Dwa lata temu była piękną, zdrową dziewczyną. Wszystko legło w gruzach w jednym momencie.
– Piotrek, proszę zwolnij – powiedziała. Patrzyła ze strachem na znikające za szybą z zawrotną prędkością drzewa.
Zawsze lubił szybką jazdę. Wielokrotnie prosiła, żeby był ostrożny.
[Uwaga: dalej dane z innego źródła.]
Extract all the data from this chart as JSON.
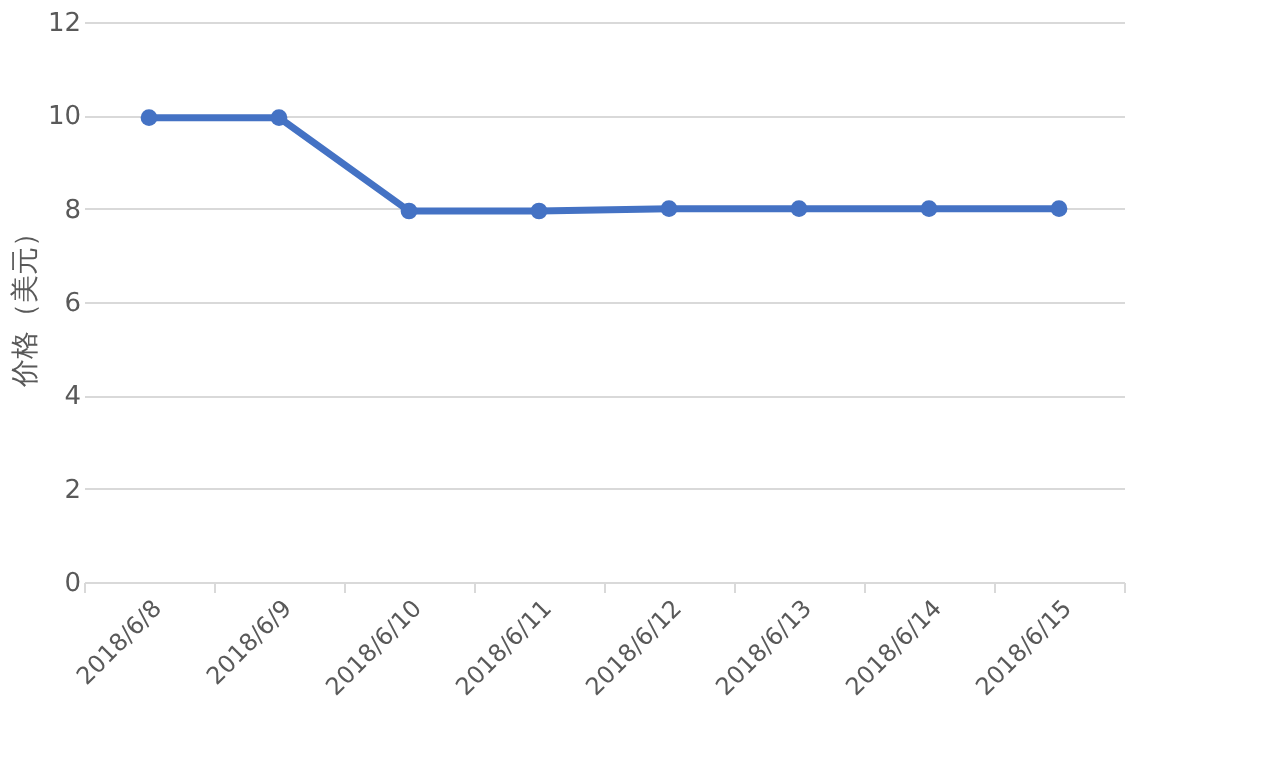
{
  "chart_data": {
    "type": "line",
    "ylabel": "价格（美元）",
    "categories": [
      "2018/6/8",
      "2018/6/9",
      "2018/6/10",
      "2018/6/11",
      "2018/6/12",
      "2018/6/13",
      "2018/6/14",
      "2018/6/15"
    ],
    "series": [
      {
        "color": "#4472c4",
        "values": [
          9.95,
          9.95,
          7.95,
          7.95,
          8.0,
          8.0,
          8.0,
          8.0
        ]
      }
    ],
    "ylim": [
      0,
      12
    ],
    "yticks": [
      0,
      2,
      4,
      6,
      8,
      10,
      12
    ],
    "grid": "y",
    "marker": "circle",
    "line_style": "solid"
  }
}
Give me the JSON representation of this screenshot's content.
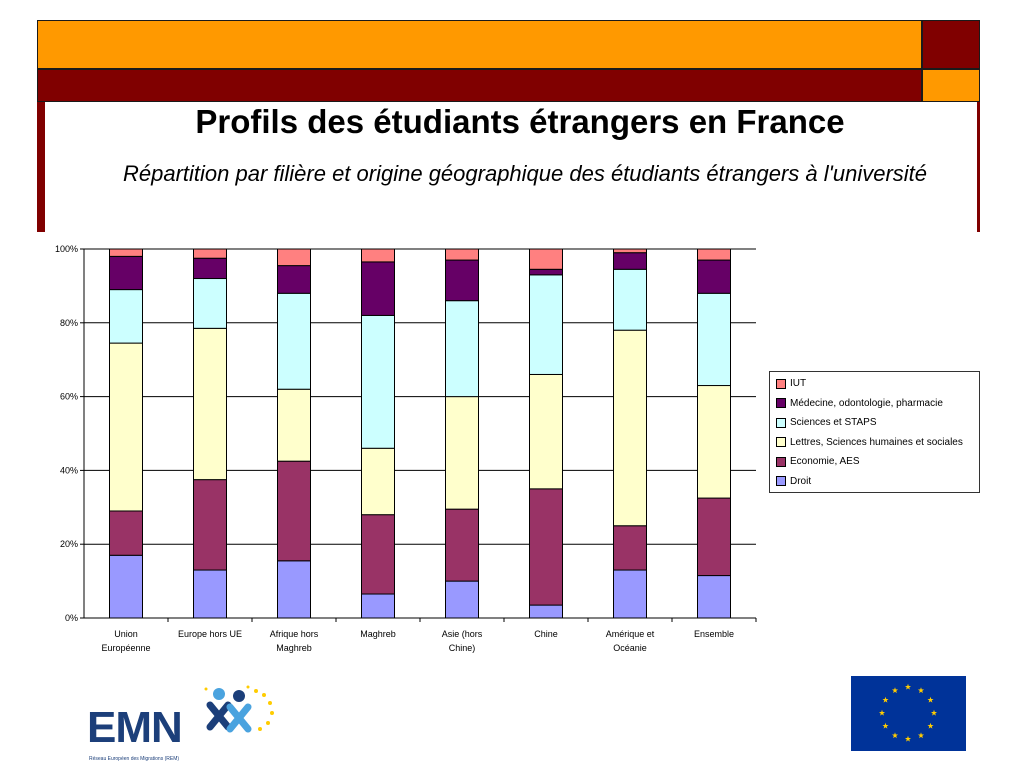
{
  "header": {
    "title": "Profils des étudiants étrangers en France",
    "subtitle": "Répartition par filière et origine géographique des étudiants étrangers à l'université"
  },
  "colors": {
    "orange": "#ff9900",
    "dark_red": "#800000",
    "emn_blue": "#1c3f7a",
    "eu_blue": "#003399",
    "eu_star": "#ffcc00"
  },
  "chart_data": {
    "type": "bar",
    "stacked": true,
    "percent": true,
    "categories": [
      [
        "Union",
        "Européenne"
      ],
      [
        "Europe hors UE"
      ],
      [
        "Afrique hors",
        "Maghreb"
      ],
      [
        "Maghreb"
      ],
      [
        "Asie (hors",
        "Chine)"
      ],
      [
        "Chine"
      ],
      [
        "Amérique et",
        "Océanie"
      ],
      [
        "Ensemble"
      ]
    ],
    "y_ticks": [
      "0%",
      "20%",
      "40%",
      "60%",
      "80%",
      "100%"
    ],
    "ylim": [
      0,
      100
    ],
    "grid": true,
    "legend_position": "right",
    "series": [
      {
        "name": "Droit",
        "color": "#9999ff",
        "values": [
          17,
          13,
          15.5,
          6.5,
          10,
          3.5,
          13,
          11.5
        ]
      },
      {
        "name": "Economie, AES",
        "color": "#993366",
        "values": [
          12,
          24.5,
          27,
          21.5,
          19.5,
          31.5,
          12,
          21
        ]
      },
      {
        "name": "Lettres, Sciences humaines et sociales",
        "color": "#ffffcc",
        "values": [
          45.5,
          41,
          19.5,
          18,
          30.5,
          31,
          53,
          30.5
        ]
      },
      {
        "name": "Sciences et STAPS",
        "color": "#ccffff",
        "values": [
          14.5,
          13.5,
          26,
          36,
          26,
          27,
          16.5,
          25
        ]
      },
      {
        "name": "Médecine, odontologie, pharmacie",
        "color": "#660066",
        "values": [
          9,
          5.5,
          7.5,
          14.5,
          11,
          1.5,
          4.5,
          9
        ]
      },
      {
        "name": "IUT",
        "color": "#ff8080",
        "values": [
          2,
          2.5,
          4.5,
          3.5,
          3,
          5.5,
          1,
          3
        ]
      }
    ]
  },
  "logos": {
    "emn_text": "EMN",
    "emn_subtitle": "Réseau Européen des Migrations (REM)"
  }
}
Najwyraźniej napawał się jej strachem.
– Proszę, zwolnij – błagała.
Wydawał się nie słyszeć. Przez ułamek sekundy zobaczyła na jego twarzy uśmiech.
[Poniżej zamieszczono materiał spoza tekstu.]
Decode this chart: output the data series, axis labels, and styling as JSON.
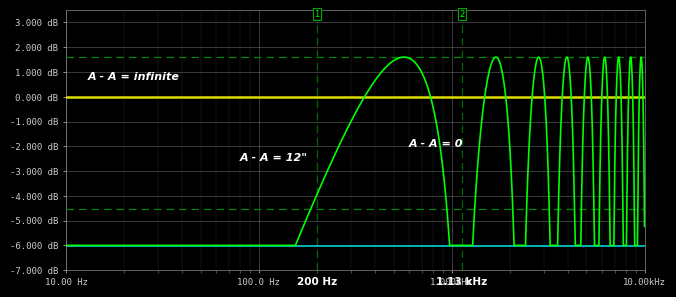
{
  "background_color": "#000000",
  "plot_bg_color": "#000000",
  "grid_color": "#666666",
  "text_color": "#cccccc",
  "line_color": "#00ff00",
  "hline_yellow": 0.0,
  "hline_yellow_color": "#dddd00",
  "hline_cyan": -6.02,
  "hline_cyan_color": "#00cccc",
  "hline_dashed1": 1.6,
  "hline_dashed2": -4.55,
  "hline_dashed_color": "#008800",
  "vline1_x": 200,
  "vline2_x": 1130,
  "vline_color": "#006600",
  "marker1_label": "1",
  "marker2_label": "2",
  "label_infinite": "A - A = infinite",
  "label_12inch": "A - A = 12\"",
  "label_0": "A - A = 0",
  "label_200hz": "200 Hz",
  "label_113khz": "1.13 kHz",
  "f_comb": 1130,
  "xlim": [
    10,
    10000
  ],
  "ylim": [
    -7.0,
    3.5
  ],
  "yticks": [
    -7,
    -6,
    -5,
    -4,
    -3,
    -2,
    -1,
    0,
    1,
    2,
    3
  ],
  "xtick_positions": [
    10,
    100,
    1000,
    10000
  ],
  "xtick_labels": [
    "10.00 Hz",
    "100.0 Hz",
    "1.000kHz",
    "10.00kHz"
  ]
}
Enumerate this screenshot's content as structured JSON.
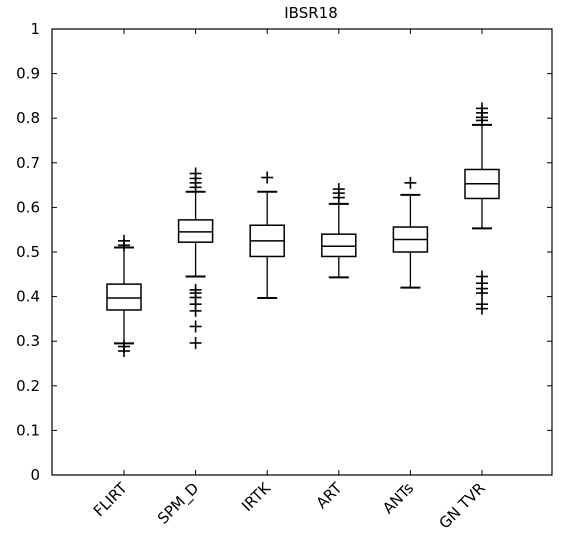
{
  "chart_data": {
    "type": "box",
    "title": "IBSR18",
    "xlabel": "",
    "ylabel": "",
    "ylim": [
      0,
      1
    ],
    "yticks": [
      "0",
      "0.1",
      "0.2",
      "0.3",
      "0.4",
      "0.5",
      "0.6",
      "0.7",
      "0.8",
      "0.9",
      "1"
    ],
    "categories": [
      "FLIRT",
      "SPM_D",
      "IRTK",
      "ART",
      "ANTs",
      "GN TVR"
    ],
    "series": [
      {
        "boxes": [
          {
            "whisker_low": 0.295,
            "q1": 0.37,
            "median": 0.397,
            "q3": 0.428,
            "whisker_high": 0.51,
            "outliers": [
              0.278,
              0.288,
              0.515,
              0.525
            ]
          },
          {
            "whisker_low": 0.445,
            "q1": 0.522,
            "median": 0.545,
            "q3": 0.572,
            "whisker_high": 0.635,
            "outliers": [
              0.296,
              0.333,
              0.368,
              0.383,
              0.398,
              0.408,
              0.415,
              0.645,
              0.655,
              0.665,
              0.676
            ]
          },
          {
            "whisker_low": 0.397,
            "q1": 0.49,
            "median": 0.525,
            "q3": 0.56,
            "whisker_high": 0.635,
            "outliers": [
              0.667
            ]
          },
          {
            "whisker_low": 0.443,
            "q1": 0.49,
            "median": 0.513,
            "q3": 0.54,
            "whisker_high": 0.608,
            "outliers": [
              0.622,
              0.632,
              0.641
            ]
          },
          {
            "whisker_low": 0.42,
            "q1": 0.5,
            "median": 0.528,
            "q3": 0.556,
            "whisker_high": 0.628,
            "outliers": [
              0.655
            ]
          },
          {
            "whisker_low": 0.553,
            "q1": 0.62,
            "median": 0.653,
            "q3": 0.685,
            "whisker_high": 0.785,
            "outliers": [
              0.373,
              0.383,
              0.408,
              0.418,
              0.43,
              0.445,
              0.795,
              0.802,
              0.812,
              0.822
            ]
          }
        ]
      }
    ],
    "grid": false,
    "legend": "none"
  }
}
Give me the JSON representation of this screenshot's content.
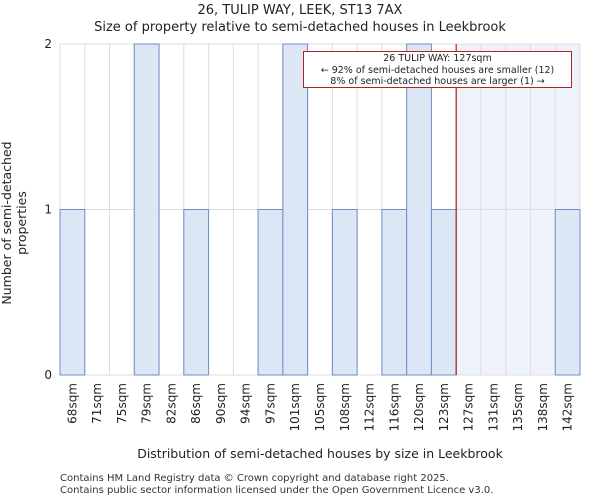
{
  "title": "26, TULIP WAY, LEEK, ST13 7AX",
  "subtitle": "Size of property relative to semi-detached houses in Leekbrook",
  "annotation": {
    "line1": "26 TULIP WAY: 127sqm",
    "line2": "← 92% of semi-detached houses are smaller (12)",
    "line3": "8% of semi-detached houses are larger (1) →"
  },
  "footer": {
    "line1": "Contains HM Land Registry data © Crown copyright and database right 2025.",
    "line2": "Contains public sector information licensed under the Open Government Licence v3.0."
  },
  "colors": {
    "bar_fill": "#dce6f4",
    "bar_stroke": "#6c8ec9",
    "marker": "#b22222",
    "highlight": "#eef3fb",
    "grid": "#dddddd"
  },
  "chart_data": {
    "type": "bar",
    "title": "26, TULIP WAY, LEEK, ST13 7AX",
    "subtitle": "Size of property relative to semi-detached houses in Leekbrook",
    "xlabel": "Distribution of semi-detached houses by size in Leekbrook",
    "ylabel": "Number of semi-detached properties",
    "categories": [
      "68sqm",
      "71sqm",
      "75sqm",
      "79sqm",
      "82sqm",
      "86sqm",
      "90sqm",
      "94sqm",
      "97sqm",
      "101sqm",
      "105sqm",
      "108sqm",
      "112sqm",
      "116sqm",
      "120sqm",
      "123sqm",
      "127sqm",
      "131sqm",
      "135sqm",
      "138sqm",
      "142sqm"
    ],
    "values": [
      1,
      0,
      0,
      2,
      0,
      1,
      0,
      0,
      1,
      2,
      0,
      1,
      0,
      1,
      2,
      1,
      0,
      0,
      0,
      0,
      1
    ],
    "ylim": [
      0,
      2
    ],
    "yticks": [
      0,
      1,
      2
    ],
    "grid": true,
    "marker": {
      "label": "26 TULIP WAY: 127sqm",
      "value": 127
    }
  }
}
Popatrzył na nią i wcisnął pedał gazu. Srebrne Volvo ryknęło. Poczuła przyspieszenie, które wcisnęło ją w siedzenie.
Wspomnienie tamtego dnia było dla niej bolesne, tym bardziej, kiedy patrzyła w lustro.
Ostatnią rzeczą którą zapamiętała, był błysk ślepi zwierzęcia, które weszło na jezdnię. Później było tylko cierpienie.
Obudziła się na sali szpitalnej. Rehabilitacja trwająca dwa lata, postawiła ją częściowo na nogi. Do końca życia skazana na niedowład, złamana miednica, i utrata prawego oka.
Piotrek nie miał tyle szczęścia. Śmierć na miejscu. Niezapięte pasy bezpieczeństwa.
Wyrzuciło go jak z procy – powiedział jej ojciec. – To wszystko przez tego zasranego gówniarza. Mówiłem ci, zostaw go.
Wściekłość na jego twarzy mówiła sama za siebie.
Jedna chwila, błysk, mgnienie.
– Czasu nie cofnę – powiedziała.
Patrzyła jednym okiem w lustro, gdy usłyszała dzwonek. Podniosła się ciężko z krzesła, i z trudem podeszła do drzwi.
Kurier, pomyślała
Myliła się. Na klatce stał wysoki, przystojny mężczyzna w meloniku. W prawej ręce trzymał walizkę, a w lewej laskę.
Podejrzewała, że może mieć nie więcej, niż sześćdziesiąt kilka lat.
– Witam panią – powiedział. – Pani Agnieszko, mam propozycję nie do odrzucenia.
– Skąd zna pan moje imię?
Przez chwilę pomyślała, że może ten człowiek jest przedstawicielem handlowym lub akwizytorem, który będzie chciał wcisnąć jej produkt z rodzaju tych, co są gówno warte.
Prawdę mówiąc była zdenerwowana.
– Mam dla pani coś, co może panią zainteresować. Wszystko znajduje się tutaj. – Wyciągnął rękę, w której trzymał czarną, skórzaną walizkę.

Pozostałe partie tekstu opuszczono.